It’s a lovely sunny day, and you’re out for a stroll when all of a sudden you stumble. You teeter and totter but eventually catch your balance and don’t fall. As a kneejerk reaction, you may choose to look around. You make sure nobody notices and walk off. Of course, if someone did, they may or may not say anything, and there’s a range of reactions they can have.
They could show concern for your well-being, asking, “are you okay?” or they could try to hide the laughter provoked from your teetering and tottering and ask, “are you okay?” with a humorous tone. Of course, they may look from the corner of their eye and not say a word, thus acting as if they never saw anything.
We all stumble. Life is full of these moments, and sometimes, we, the stumbler, may even get a chuckle out of it. Of course, we should know that stumble and tumble aren't the same. And thus, our reaction to those events may be different.
A stumble, as mentioned, means you teeter and totter but don’t fall. However, a tumble does end with a fall. Both are events that take place when you are walking or running. However, you must be in motion.
A toddler tetters and totters, and no one says a word; in fact, we encourage them to keep walking.

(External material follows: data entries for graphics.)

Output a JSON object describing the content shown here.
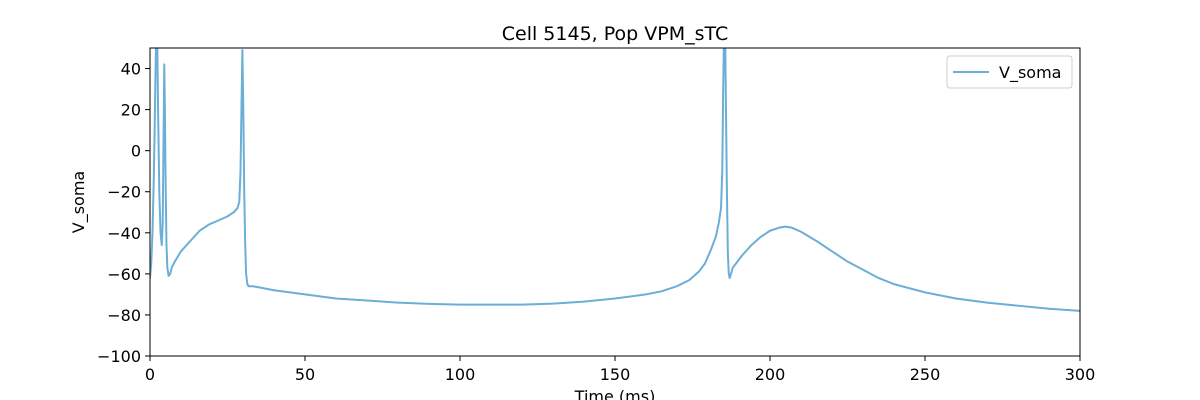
{
  "chart_data": {
    "type": "line",
    "title": "Cell 5145, Pop VPM_sTC",
    "xlabel": "Time (ms)",
    "ylabel": "V_soma",
    "xlim": [
      0,
      300
    ],
    "ylim": [
      -100,
      50
    ],
    "xticks": [
      0,
      50,
      100,
      150,
      200,
      250,
      300
    ],
    "yticks": [
      -100,
      -80,
      -60,
      -40,
      -20,
      0,
      20,
      40
    ],
    "grid": false,
    "legend_position": "top-right",
    "series": [
      {
        "name": "V_soma",
        "color": "#6baed6",
        "x": [
          0,
          0.4,
          0.8,
          1.2,
          1.5,
          1.8,
          2.0,
          2.3,
          2.6,
          3.0,
          3.4,
          3.8,
          4.1,
          4.4,
          4.6,
          4.8,
          5.0,
          5.3,
          5.6,
          6.0,
          6.5,
          7.0,
          8,
          10,
          13,
          16,
          19,
          22,
          25,
          27,
          28.2,
          28.8,
          29.2,
          29.5,
          29.8,
          30.1,
          30.4,
          30.7,
          31.0,
          31.4,
          31.8,
          32.3,
          33,
          35,
          40,
          50,
          60,
          70,
          80,
          90,
          100,
          110,
          120,
          130,
          140,
          150,
          160,
          165,
          170,
          174,
          177,
          179,
          181,
          182.5,
          183.5,
          184.2,
          184.6,
          184.9,
          185.2,
          185.5,
          185.8,
          186.1,
          186.4,
          186.7,
          187.0,
          187.4,
          188,
          189,
          191,
          194,
          197,
          200,
          203,
          205,
          207,
          210,
          215,
          220,
          225,
          230,
          235,
          240,
          250,
          260,
          270,
          280,
          290,
          300
        ],
        "y": [
          -62,
          -55,
          -40,
          -15,
          10,
          40,
          55,
          60,
          20,
          -20,
          -40,
          -46,
          -35,
          10,
          42,
          20,
          -10,
          -45,
          -57,
          -61,
          -60,
          -57,
          -54,
          -49,
          -44,
          -39,
          -36,
          -34,
          -32,
          -30,
          -28,
          -25,
          -10,
          20,
          49,
          20,
          -20,
          -45,
          -60,
          -65,
          -66,
          -66,
          -66,
          -66.5,
          -68,
          -70,
          -72,
          -73,
          -74,
          -74.6,
          -75,
          -75,
          -75,
          -74.5,
          -73.5,
          -72,
          -70,
          -68.5,
          -66,
          -63,
          -59,
          -55,
          -48,
          -42,
          -35,
          -28,
          -10,
          30,
          60,
          60,
          20,
          -20,
          -50,
          -60,
          -62,
          -60,
          -57,
          -55,
          -51,
          -46,
          -42,
          -39,
          -37.5,
          -37,
          -37.5,
          -39.5,
          -44,
          -49,
          -54,
          -58,
          -62,
          -65,
          -69,
          -72,
          -74,
          -75.5,
          -77,
          -78
        ]
      }
    ]
  }
}
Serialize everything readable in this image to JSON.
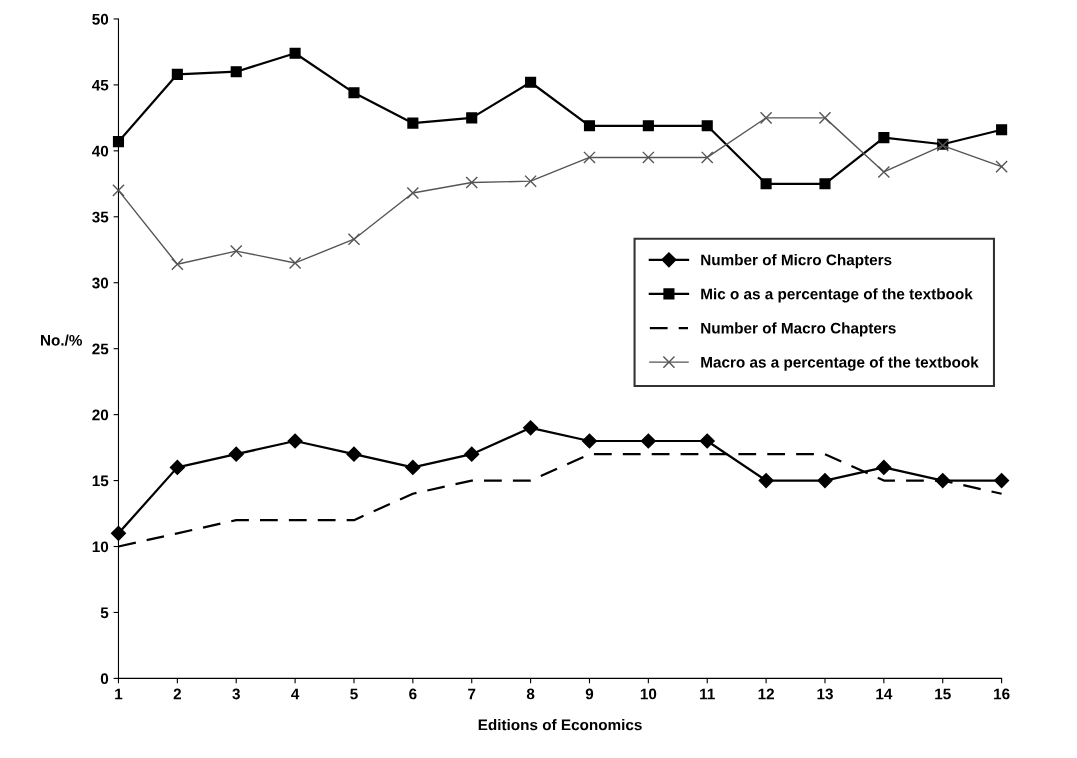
{
  "chart_data": {
    "type": "line",
    "xlabel": "Editions of Economics",
    "ylabel": "No./%",
    "x": [
      1,
      2,
      3,
      4,
      5,
      6,
      7,
      8,
      9,
      10,
      11,
      12,
      13,
      14,
      15,
      16
    ],
    "series": [
      {
        "name": "Number of Micro Chapters",
        "color": "#000000",
        "marker": "diamond",
        "line_style": "solid",
        "values": [
          11,
          16,
          17,
          18,
          17,
          16,
          17,
          19,
          18,
          18,
          18,
          15,
          15,
          16,
          15,
          15
        ]
      },
      {
        "name": "Mic o as a percentage of the textbook",
        "color": "#000000",
        "marker": "square",
        "line_style": "solid",
        "values": [
          40.7,
          45.8,
          46.0,
          47.4,
          44.4,
          42.1,
          42.5,
          45.2,
          41.9,
          41.9,
          41.9,
          37.5,
          37.5,
          41.0,
          40.5,
          41.6
        ]
      },
      {
        "name": "Number of Macro Chapters",
        "color": "#000000",
        "marker": "none",
        "line_style": "dashed",
        "values": [
          10,
          11,
          12,
          12,
          12,
          14,
          15,
          15,
          17,
          17,
          17,
          17,
          17,
          15,
          15,
          14
        ]
      },
      {
        "name": "Macro as a percentage of the textbook",
        "color": "#555555",
        "marker": "cross",
        "line_style": "solid",
        "values": [
          37.0,
          31.4,
          32.4,
          31.5,
          33.3,
          36.8,
          37.6,
          37.7,
          39.5,
          39.5,
          39.5,
          42.5,
          42.5,
          38.4,
          40.4,
          38.8
        ]
      }
    ],
    "xlim": [
      1,
      16
    ],
    "xticks": [
      1,
      2,
      3,
      4,
      5,
      6,
      7,
      8,
      9,
      10,
      11,
      12,
      13,
      14,
      15,
      16
    ],
    "ylim": [
      0,
      50
    ],
    "yticks": [
      0,
      5,
      10,
      15,
      20,
      25,
      30,
      35,
      40,
      45,
      50
    ],
    "grid": false,
    "legend": "right"
  }
}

Yet if an adult is seen in this position, people will either show sympathy, empathy, laugh, or ignore the event. I think we have a wide range of reactions because we assume the adult should already knows how to keep a balance. However, "to err is human" as Alexander Pope said.
A genuine concern should be displayed when we see someone stumble; however, often, the stumbler refuses help. The frustration of it happening, the embarrassment of others seeing it happen, and the not knowing exactly why this happened leaves the stumbler feeling with nowhere to hide. And yet, rejecting the genuine concern of others can make the event even much more dissatisfying.
Often we see individuals who have been in leadership so long that they think they are impervious of stumbling or tumbling. And worse, when they do, they refuse any help to regain balance. Accepting help is not a sign of weakness, and it doesn’t make you less of a leader; it actually humanizes you. Often people look at the leader like a guru at the mountain top who is far more enlightened than I and thus cannot be bothered, but to err is human. And because the attention is often on the leader, people see it when they do stumble or tumble, even if from the corner of their eyes.
You may be familiar with Philippians 4:13, which states, “For I can do everything through Christ, who gives me strength.” While this is a powerful verse, I find we often overlook the next verse. “Even so, you have done well to share with me in my present difficulty.” Notice that one statement does not cancel out the other. Yes, Christ had given Paul the strength to accomplish all that he was to do. However, having that support with him in the face of adversity also provided a level of stability and security that true companionship, partnership, and help can provide.
So, how do we accept other people’s help in the face of a stumble? (1.) We take a deep breath, (2.) we recognize it isn’t their fault, and thus (3.) we should not take it out on them, and (4.) we take the hand that is extended to us.
Accepting help doesn’t make you less of a leader, just like acknowledging his support system in verse 14 did not negate the fact that Christ was with Paul, as stated in verse prior.